Museu do Côa, finalmente
José Sócrates, acompanhado pelas ministras da Cultura e do Ambiente, declarou ainda, durante uma visita a Vila Nova de Foz Côa, na passada sexta-feira, que o novo museu “vai servir a cultura nacional” e é “um hino ao respeito pela memória, pela arqueologia, mas também uma afirmação de modernidade e de contemporaneidade e é isso que se esperava deste museu”.

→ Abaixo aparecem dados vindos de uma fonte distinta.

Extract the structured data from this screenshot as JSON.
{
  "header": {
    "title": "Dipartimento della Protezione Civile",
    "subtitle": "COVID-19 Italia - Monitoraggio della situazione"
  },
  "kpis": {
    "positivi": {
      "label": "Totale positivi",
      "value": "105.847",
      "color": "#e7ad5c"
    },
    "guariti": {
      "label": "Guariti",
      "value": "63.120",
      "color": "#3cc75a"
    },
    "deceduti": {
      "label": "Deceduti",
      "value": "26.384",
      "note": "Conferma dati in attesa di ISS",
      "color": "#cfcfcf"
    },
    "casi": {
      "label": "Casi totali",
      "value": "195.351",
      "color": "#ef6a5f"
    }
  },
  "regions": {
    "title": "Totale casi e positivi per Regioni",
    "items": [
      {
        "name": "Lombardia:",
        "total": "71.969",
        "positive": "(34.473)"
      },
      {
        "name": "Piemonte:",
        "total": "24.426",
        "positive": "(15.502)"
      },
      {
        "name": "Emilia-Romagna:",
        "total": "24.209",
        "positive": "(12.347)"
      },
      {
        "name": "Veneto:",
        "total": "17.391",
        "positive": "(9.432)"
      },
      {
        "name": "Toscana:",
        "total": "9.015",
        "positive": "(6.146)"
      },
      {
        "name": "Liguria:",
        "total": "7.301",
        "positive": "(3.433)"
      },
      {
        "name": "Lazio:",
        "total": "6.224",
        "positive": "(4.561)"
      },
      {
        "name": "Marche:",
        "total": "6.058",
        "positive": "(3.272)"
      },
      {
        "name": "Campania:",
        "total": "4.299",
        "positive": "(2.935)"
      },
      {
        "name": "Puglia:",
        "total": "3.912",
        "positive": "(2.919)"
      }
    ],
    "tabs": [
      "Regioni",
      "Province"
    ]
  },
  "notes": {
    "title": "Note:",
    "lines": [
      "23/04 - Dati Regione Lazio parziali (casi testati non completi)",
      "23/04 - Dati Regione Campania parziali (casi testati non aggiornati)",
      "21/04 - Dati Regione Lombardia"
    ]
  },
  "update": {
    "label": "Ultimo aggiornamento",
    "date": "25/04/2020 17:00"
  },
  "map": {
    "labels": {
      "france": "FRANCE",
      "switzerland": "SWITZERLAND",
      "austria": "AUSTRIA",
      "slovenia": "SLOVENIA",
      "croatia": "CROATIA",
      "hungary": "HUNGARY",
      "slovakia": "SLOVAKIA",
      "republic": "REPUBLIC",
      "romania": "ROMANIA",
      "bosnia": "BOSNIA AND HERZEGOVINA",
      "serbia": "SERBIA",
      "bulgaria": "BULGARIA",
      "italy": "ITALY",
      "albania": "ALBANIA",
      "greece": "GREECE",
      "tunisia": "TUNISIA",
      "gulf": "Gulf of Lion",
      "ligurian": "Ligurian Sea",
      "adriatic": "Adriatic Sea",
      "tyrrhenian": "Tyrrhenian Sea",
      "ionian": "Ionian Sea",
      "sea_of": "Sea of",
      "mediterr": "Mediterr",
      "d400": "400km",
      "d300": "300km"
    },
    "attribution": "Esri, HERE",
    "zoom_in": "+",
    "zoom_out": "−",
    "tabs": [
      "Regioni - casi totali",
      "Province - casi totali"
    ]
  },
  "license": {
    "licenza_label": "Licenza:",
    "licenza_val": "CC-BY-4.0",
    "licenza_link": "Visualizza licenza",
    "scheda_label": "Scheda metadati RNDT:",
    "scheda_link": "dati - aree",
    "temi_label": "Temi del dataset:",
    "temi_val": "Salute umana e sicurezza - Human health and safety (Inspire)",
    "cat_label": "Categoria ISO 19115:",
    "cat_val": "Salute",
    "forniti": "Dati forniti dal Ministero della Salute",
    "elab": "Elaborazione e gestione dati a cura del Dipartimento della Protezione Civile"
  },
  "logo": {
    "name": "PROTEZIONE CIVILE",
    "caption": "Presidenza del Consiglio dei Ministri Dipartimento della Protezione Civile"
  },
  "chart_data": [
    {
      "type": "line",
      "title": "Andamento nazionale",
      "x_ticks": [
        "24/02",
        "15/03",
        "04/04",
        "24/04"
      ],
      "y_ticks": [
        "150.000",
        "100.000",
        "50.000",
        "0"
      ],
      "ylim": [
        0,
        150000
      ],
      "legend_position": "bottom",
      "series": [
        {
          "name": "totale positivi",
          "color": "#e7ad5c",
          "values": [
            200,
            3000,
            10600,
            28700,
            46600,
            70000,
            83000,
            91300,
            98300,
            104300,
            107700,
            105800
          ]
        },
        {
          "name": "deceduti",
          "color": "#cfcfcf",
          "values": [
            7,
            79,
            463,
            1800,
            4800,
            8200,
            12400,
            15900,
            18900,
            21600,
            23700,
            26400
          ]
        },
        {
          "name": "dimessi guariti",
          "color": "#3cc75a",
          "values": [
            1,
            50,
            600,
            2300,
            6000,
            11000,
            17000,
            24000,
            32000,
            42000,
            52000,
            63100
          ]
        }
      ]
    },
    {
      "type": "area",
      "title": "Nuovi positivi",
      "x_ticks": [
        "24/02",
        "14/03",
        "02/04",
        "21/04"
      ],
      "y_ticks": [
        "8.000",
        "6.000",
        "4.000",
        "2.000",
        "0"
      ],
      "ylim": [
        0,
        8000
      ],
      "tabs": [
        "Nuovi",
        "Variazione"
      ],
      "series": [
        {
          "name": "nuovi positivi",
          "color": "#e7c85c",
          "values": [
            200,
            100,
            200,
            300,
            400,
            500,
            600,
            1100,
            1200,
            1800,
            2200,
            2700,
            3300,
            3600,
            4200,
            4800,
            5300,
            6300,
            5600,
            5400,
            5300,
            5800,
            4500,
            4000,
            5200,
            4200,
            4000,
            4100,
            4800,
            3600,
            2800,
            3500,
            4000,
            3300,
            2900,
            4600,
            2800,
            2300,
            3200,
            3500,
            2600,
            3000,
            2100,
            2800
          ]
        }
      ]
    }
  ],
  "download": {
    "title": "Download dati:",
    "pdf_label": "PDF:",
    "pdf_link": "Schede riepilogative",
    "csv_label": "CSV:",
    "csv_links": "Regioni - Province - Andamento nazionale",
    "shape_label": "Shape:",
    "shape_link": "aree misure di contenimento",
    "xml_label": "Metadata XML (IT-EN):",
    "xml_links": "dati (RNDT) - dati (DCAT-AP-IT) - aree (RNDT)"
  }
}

À chegada a Foz Côa, José Sócrates foi recebido com aplausos e vivas por parte de muitos populares que se encontravam no local, e que mostravam assim a sua satisfação pela abertura do museu, cujo processo de construção teve inicio em 1998, depois da polémica que suspendeu a construção da barragem devido aos protestos de ambientalistas e de especialistas em arte rupestre.

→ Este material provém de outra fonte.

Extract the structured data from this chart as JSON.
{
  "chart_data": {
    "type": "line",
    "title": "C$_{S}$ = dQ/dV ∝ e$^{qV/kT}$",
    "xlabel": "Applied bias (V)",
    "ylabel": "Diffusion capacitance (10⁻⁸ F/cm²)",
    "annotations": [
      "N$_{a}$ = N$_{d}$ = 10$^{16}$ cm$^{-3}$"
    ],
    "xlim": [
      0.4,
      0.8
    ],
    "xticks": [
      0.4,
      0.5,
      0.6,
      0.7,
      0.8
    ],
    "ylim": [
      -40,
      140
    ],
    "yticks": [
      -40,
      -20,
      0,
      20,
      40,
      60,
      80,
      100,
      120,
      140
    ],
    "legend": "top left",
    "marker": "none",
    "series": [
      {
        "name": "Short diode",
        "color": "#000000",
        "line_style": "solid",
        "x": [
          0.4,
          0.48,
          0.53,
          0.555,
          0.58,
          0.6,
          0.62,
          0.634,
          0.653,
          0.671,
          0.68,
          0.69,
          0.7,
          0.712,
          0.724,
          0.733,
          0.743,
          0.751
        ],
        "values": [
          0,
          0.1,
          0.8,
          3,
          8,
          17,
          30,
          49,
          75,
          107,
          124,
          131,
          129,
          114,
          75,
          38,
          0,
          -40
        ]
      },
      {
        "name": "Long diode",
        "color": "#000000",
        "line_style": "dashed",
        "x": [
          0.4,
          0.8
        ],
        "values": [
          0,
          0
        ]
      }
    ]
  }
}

A intenção de edificar o museu surge na sequência da criação do Parque Arqueológico do Vale do Côa, seguida em 1997 pela Candidatura da Arte Rupestre encontrada na zona a Património Mundial da Humanidade, classificação atribuída pela UNESCO em 1998. Na altura, o ministro da Cultura era José Maria Carrilho.
Ficou decidida a localização na Canada do Inferno, sensivelmente na mesma zona para onde esteve para ser edificada uma barragem hidro-eléctrica, ideia que acabou por ser abandonada por decisão do Governo de José Sócrates. O concurso público foi lançado em 2004 e a obra de construção iniciou-se em Janeiro de 2007, com projecto arquitectónico da autoria de Pedro Tiago Lacerda Pimentel e Camilo Bastos Rebelo.

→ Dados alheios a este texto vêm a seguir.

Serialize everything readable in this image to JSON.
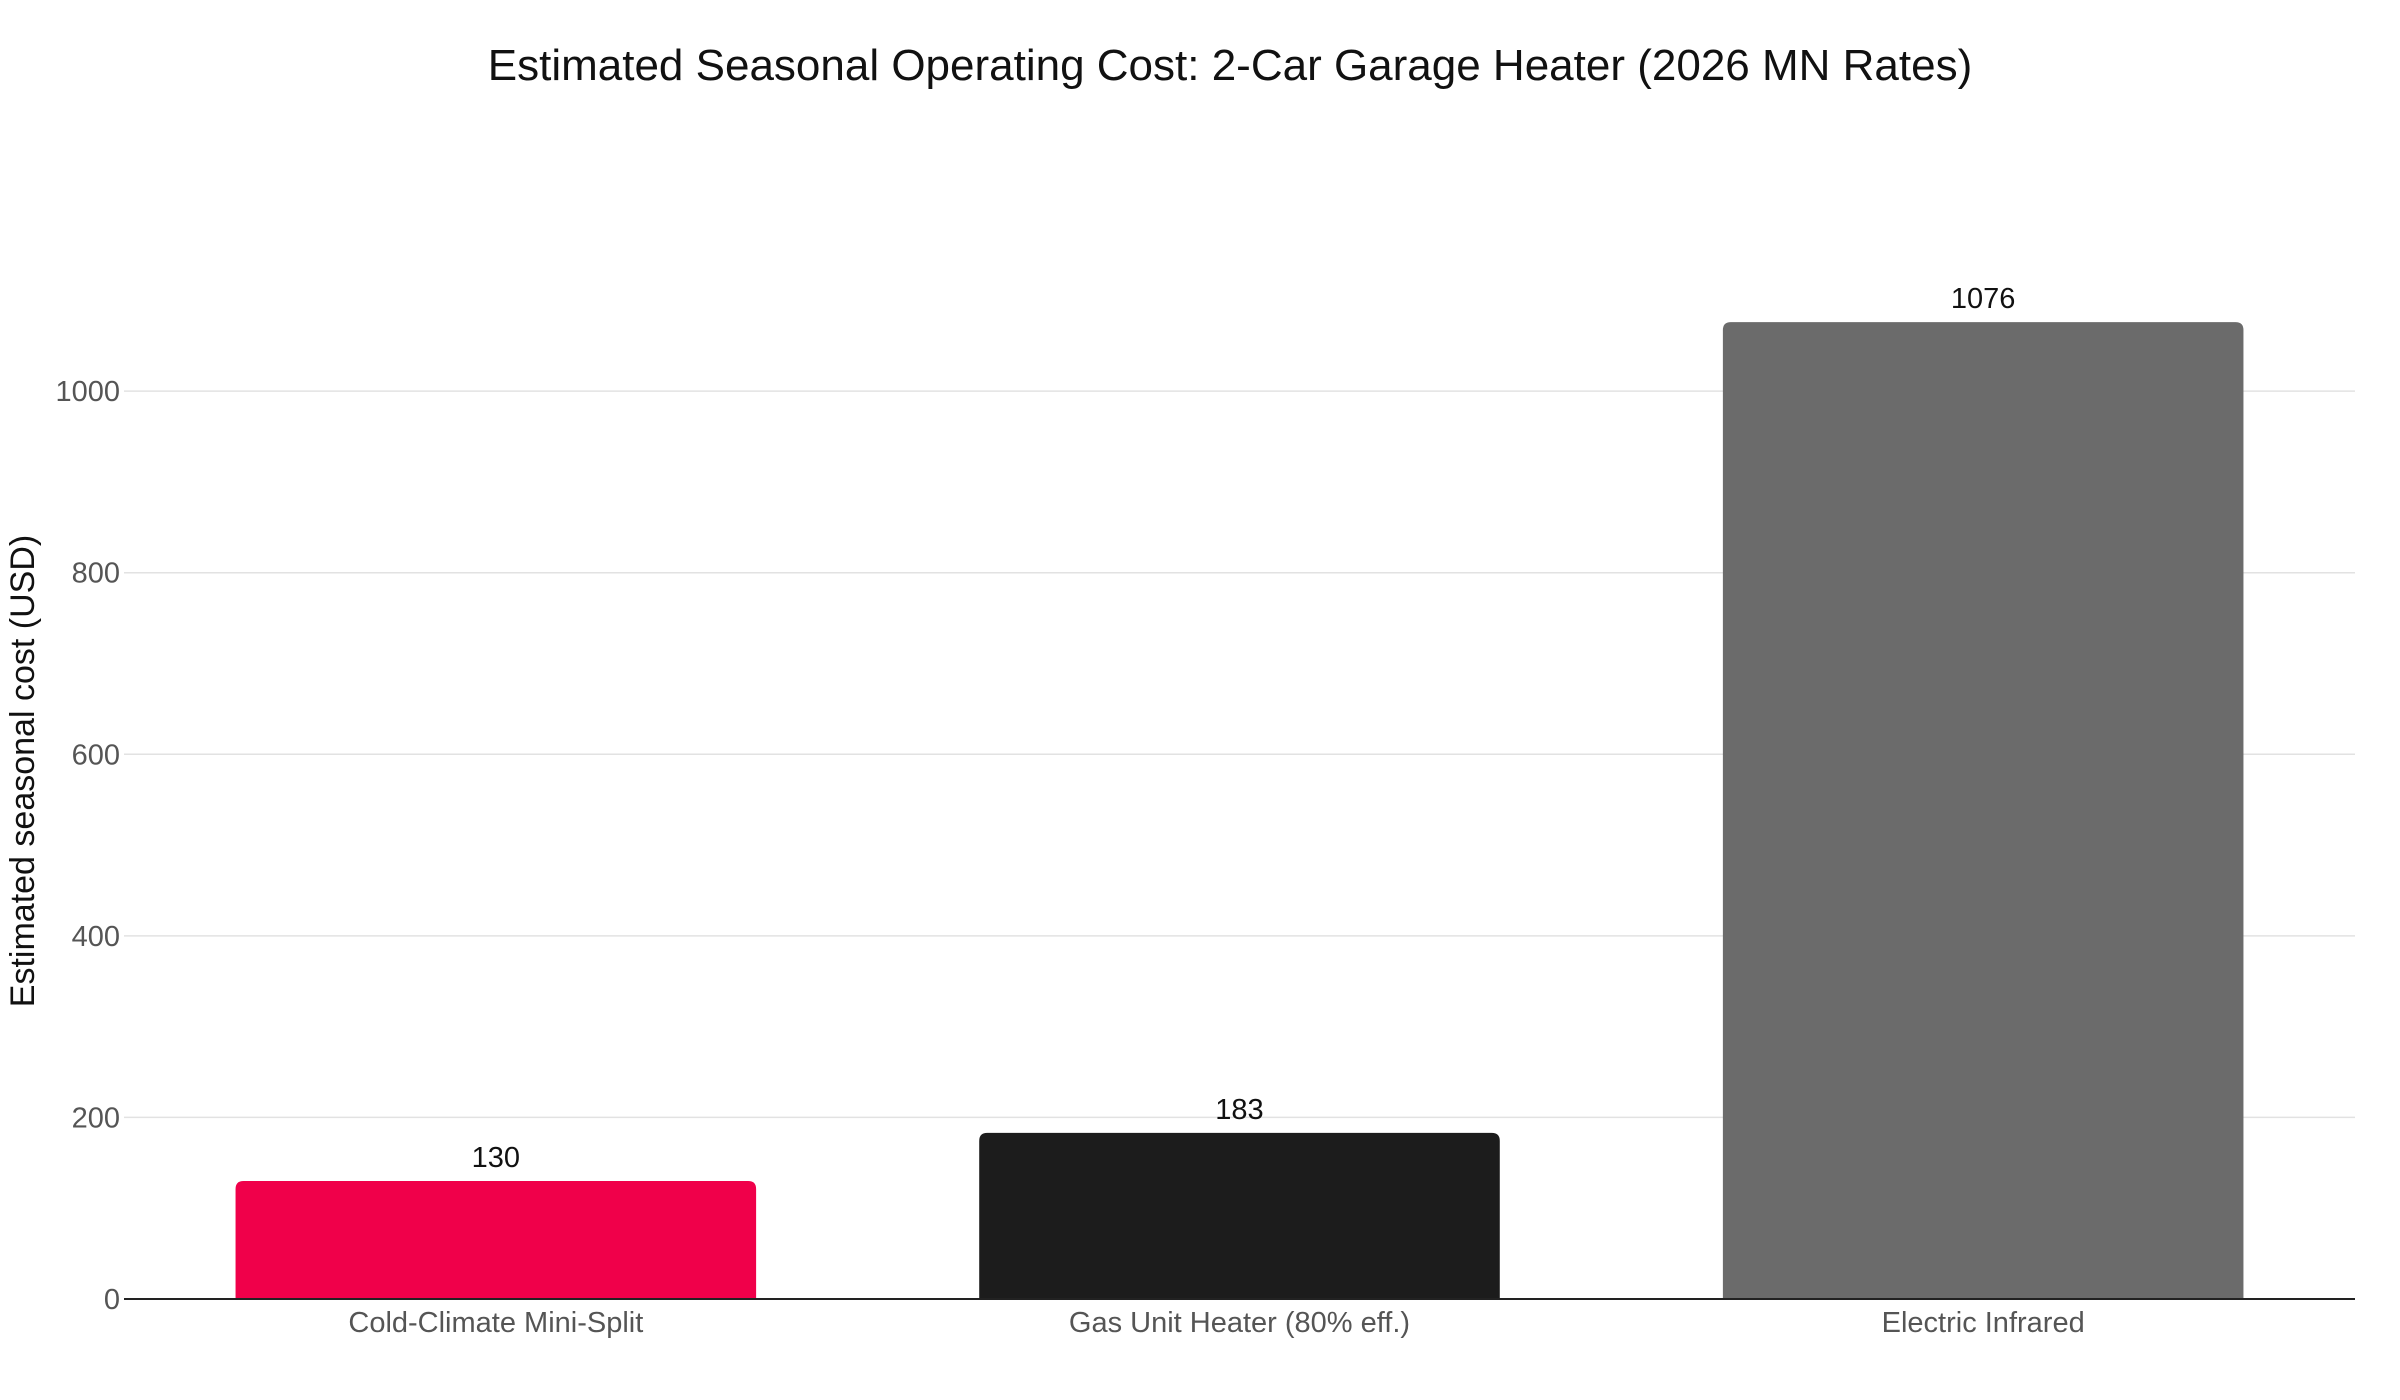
{
  "chart_data": {
    "type": "bar",
    "title": "Estimated Seasonal Operating Cost: 2-Car Garage Heater (2026 MN Rates)",
    "xlabel": "",
    "ylabel": "Estimated seasonal cost (USD)",
    "categories": [
      "Cold-Climate Mini-Split",
      "Gas Unit Heater (80% eff.)",
      "Electric Infrared"
    ],
    "values": [
      130,
      183,
      1076
    ],
    "data_labels": [
      "130",
      "183",
      "1076"
    ],
    "colors": [
      "#f0004a",
      "#1c1c1c",
      "#6b6b6b"
    ],
    "ylim": [
      0,
      1150
    ],
    "yticks": [
      0,
      200,
      400,
      600,
      800,
      1000
    ],
    "ytick_labels": [
      "0",
      "200",
      "400",
      "600",
      "800",
      "1000"
    ],
    "grid": true,
    "legend": "none"
  }
}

Helena Canavilhas salientou que a obra foi feita “sem derrapagens financeiras”, acrescentando que se trata de “um museu de arte virado para o futuro, além de ser um equipamento sofisticado”, que vai ser gerido por uma fundação, com constituição já aprovada pelo Conselho de Ministros.
A construção do edifício custou 18 milhões de euros, uma politica de forte contenção de despesas permitiu uma redução de 30 milhões de euros relativamente aos valores inicialmente estimados.
O equipamento cultural passa a ser o principal ponto de acolhimento do Parque Arqueológico do Vale do Côa (PAVC).
Foi construído com o objectivo de divulgar e contextualizar os achados arqueológicos daquele vale descobertos em 1994 e que estiveram na origem da suspensão das obras de construção da barragem, intenção que deu azo a grande polémica que mobilizou os portugueses tendo ficado célebre o chavão usado pelos estudantes em cartazes “as gravuras não sabem nadar”.
Conteúdos apresentados
com tecnologia multimédia
O projecto tem um cariz escultórico assumidamente contemporâneo e apresenta uma organização compacta e uma estrutura funcional assentes em opções infraestruturantes, “tal como se fosse uma fraga”, destacou o primeiro-ministro.
O museu é composto por quatro pisos que englobam auditório, serviço educativo, área administrativa, loja e salas expositivas. Incorpora um miradouro sobre o Vale do Côa. Dispõe de uma sala de exposições permanentes, onde o ambiente temático é definido pela Arqueologia que se traduz em abordagens como a imagem, arte, cultura, território e paisagem. A apresentação dos conteúdos assenta na tecnologia multimédia, com recurso à fotografia e ao desenho.